Sono un maratoneta, e questa cosa mi piace moltissimo.
Spiegazione. Dopo due anni ho ricominciato da dove avevo interrotto, e ho nuovamente chiuso (con un tempo davvero modesto, ma quella era la cosa meno importante) una maratona.
Come tutti sapete, parliamo della maratona di Pisa, che si è corsa domenica 17 dicembre. Ci avevo provato una prima volta nel 2019, abbandonando al ventinovesimo chilometro, e l’avevo chiusa con il mio miglior tempo nel 2021.
Stavolta, per quanto mi riguarda, la maratona di Pisa aveva un sapore particolare, per tanti motivi che in larga parte sa chi mi legge ogni settimana. Ma è il caso di fare un breve ripasso, partendo proprio dall’entusiastica dichiarazione ad apertura di articolo.
Sono un maratoneta e questa cosa mi piace moltissimo, anche perché non ero più sicuro di esserlo.
Dopo due anni senza gare, tra acciacchi, infortuni e decadimenti della condizione di forma, sono arrivato alla linea di partenza della maratona di Pisa con una doppia sensazione. La prima era una curiosa leggerezza, data dal fatto che (dopo una preparazione approssimativa) non avevo un rigido obiettivo a cui puntare. La seconda, diciamolo, era una buona dose di fifa: con due lunghissimi andati a bagno, e la sensazione di essere ormai un vecchietto ritrovatosi per caso nello sgargiante universo del podismo, sarei arrivato alla fine?
Ebbene sì: sono arrivato alla fine. Di più: ho corso la maratona di Pisa come se fosse un secondo esordio, rivivendo tutto il ventaglio di emozioni che un podista a tu per tu con la gara regina può provare, dall’esaltazione più infantile alla fatica più strenua. Dal trentaseiesimo chilometro in poi è stata durissima, ma mi sono imposto di tagliare il traguardo e l’ho tagliato.
Essere maratoneta significa saper programmare, resistere, restare fedele all’idea che la posticipazione di un piacere significa riscuotere poi un piacere più intenso.
Sulla maratona di Pisa come gara in sé, c’è poco da dire. L’organizzazione è oliatissima, il percorso è sempre lui, piatto e vario, con arrivo e partenza nientemeno che in Piazza dei Miracoli. E i drittoni prima dei chilometri finali sono una prova in più a cui siamo chiamati: corpo e testa devono restarsene buoni lì, a fare un passo dopo l’altro, con determinazione e pazienza. Se no non sarebbe una maratona.

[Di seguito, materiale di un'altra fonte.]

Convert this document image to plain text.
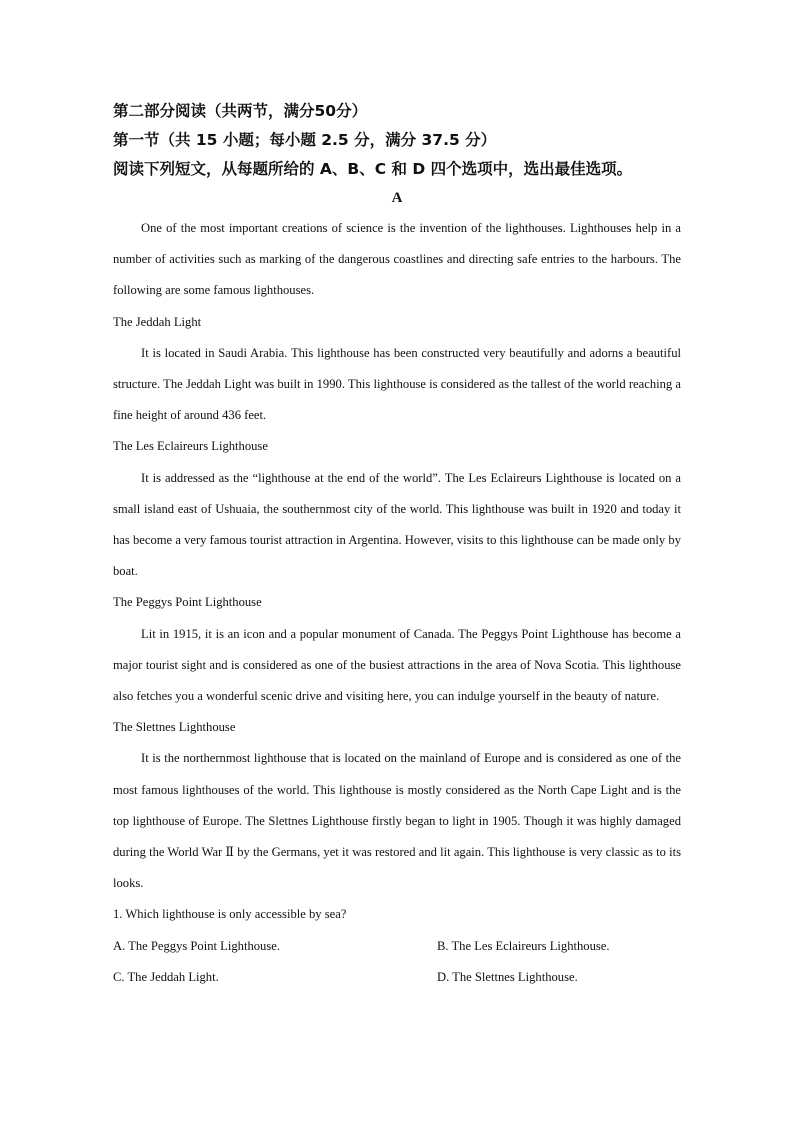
第二部分阅读（共两节，满分50分）
第一节（共 15 小题；每小题 2.5 分，满分 37.5 分）
阅读下列短文，从每题所给的 A、B、C 和 D 四个选项中，选出最佳选项。
A
One of the most important creations of science is the invention of the lighthouses. Lighthouses help in a number of activities such as marking of the dangerous coastlines and directing safe entries to the harbours. The following are some famous lighthouses.
The Jeddah Light
It is located in Saudi Arabia. This lighthouse has been constructed very beautifully and adorns a beautiful structure. The Jeddah Light was built in 1990. This lighthouse is considered as the tallest of the world reaching a fine height of around 436 feet.
The Les Eclaireurs Lighthouse
It is addressed as the “lighthouse at the end of the world”. The Les Eclaireurs Lighthouse is located on a small island east of Ushuaia, the southernmost city of the world. This lighthouse was built in 1920 and today it has become a very famous tourist attraction in Argentina. However, visits to this lighthouse can be made only by boat.
The Peggys Point Lighthouse
Lit in 1915, it is an icon and a popular monument of Canada. The Peggys Point Lighthouse has become a major tourist sight and is considered as one of the busiest attractions in the area of Nova Scotia. This lighthouse also fetches you a wonderful scenic drive and visiting here, you can indulge yourself in the beauty of nature.
The Slettnes Lighthouse
It is the northernmost lighthouse that is located on the mainland of Europe and is considered as one of the most famous lighthouses of the world. This lighthouse is mostly considered as the North Cape Light and is the top lighthouse of Europe. The Slettnes Lighthouse firstly began to light in 1905. Though it was highly damaged during the World War Ⅱ by the Germans, yet it was restored and lit again. This lighthouse is very classic as to its looks.
1. Which lighthouse is only accessible by sea?
A. The Peggys Point Lighthouse.	B. The Les Eclaireurs Lighthouse.
C. The Jeddah Light.	D. The Slettnes Lighthouse.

Aggiungiamo che questa volta, a differenza del 2021, il clima è stato ragionevolissimo: qualche grado sopra lo zero alla partenza, almeno una decina all’arrivo, cielo terso e nei temibili chilometri sul mare appena una brezza.
Unico piccolissimo appunto, ai ristori i volontari (che vanno comunque ringraziati per il loro supporto) avrebbero potuto qui e là essere più solerti nel far trovare i bicchieri pieni d’acqua ai podisti.
Ricorderò l’edizione 2023 della maratona di Pisa soprattutto per un aspetto. Scusandomi per l’autocitazione, curo un podcast sul podismo piuttosto seguito, e sia prima che dopo la gara ho conosciuto diversi corridori che seguono le mie scorribande settimanali.
Ciascuno è uguale solo a sé, d’accordo, e generalizzare o istituire categorie è nel migliore dei casi una semplificazione (e nel peggiore è l’anticamera del razzismo). Tuttavia, chiacchiere e ragionamenti affrontati con tanti compagni di fatica mi hanno radicato ancora di più nelle mie convinzioni. Di norma il podista, o meglio il maratoneta, è un essere indomito, curioso, capace di sopportare i colpi e le avversità, severissimo con se stesso, incline all’autoironia e alla compassione. E desideroso di scoprire dove si trova quel fuoco che, al di là della trita quotidianità, ci tiene vivi.
Insomma: dopo la maratona di Pisa consiglio a tutti, ancora più di prima, di correre almeno una volta 42.195 metri.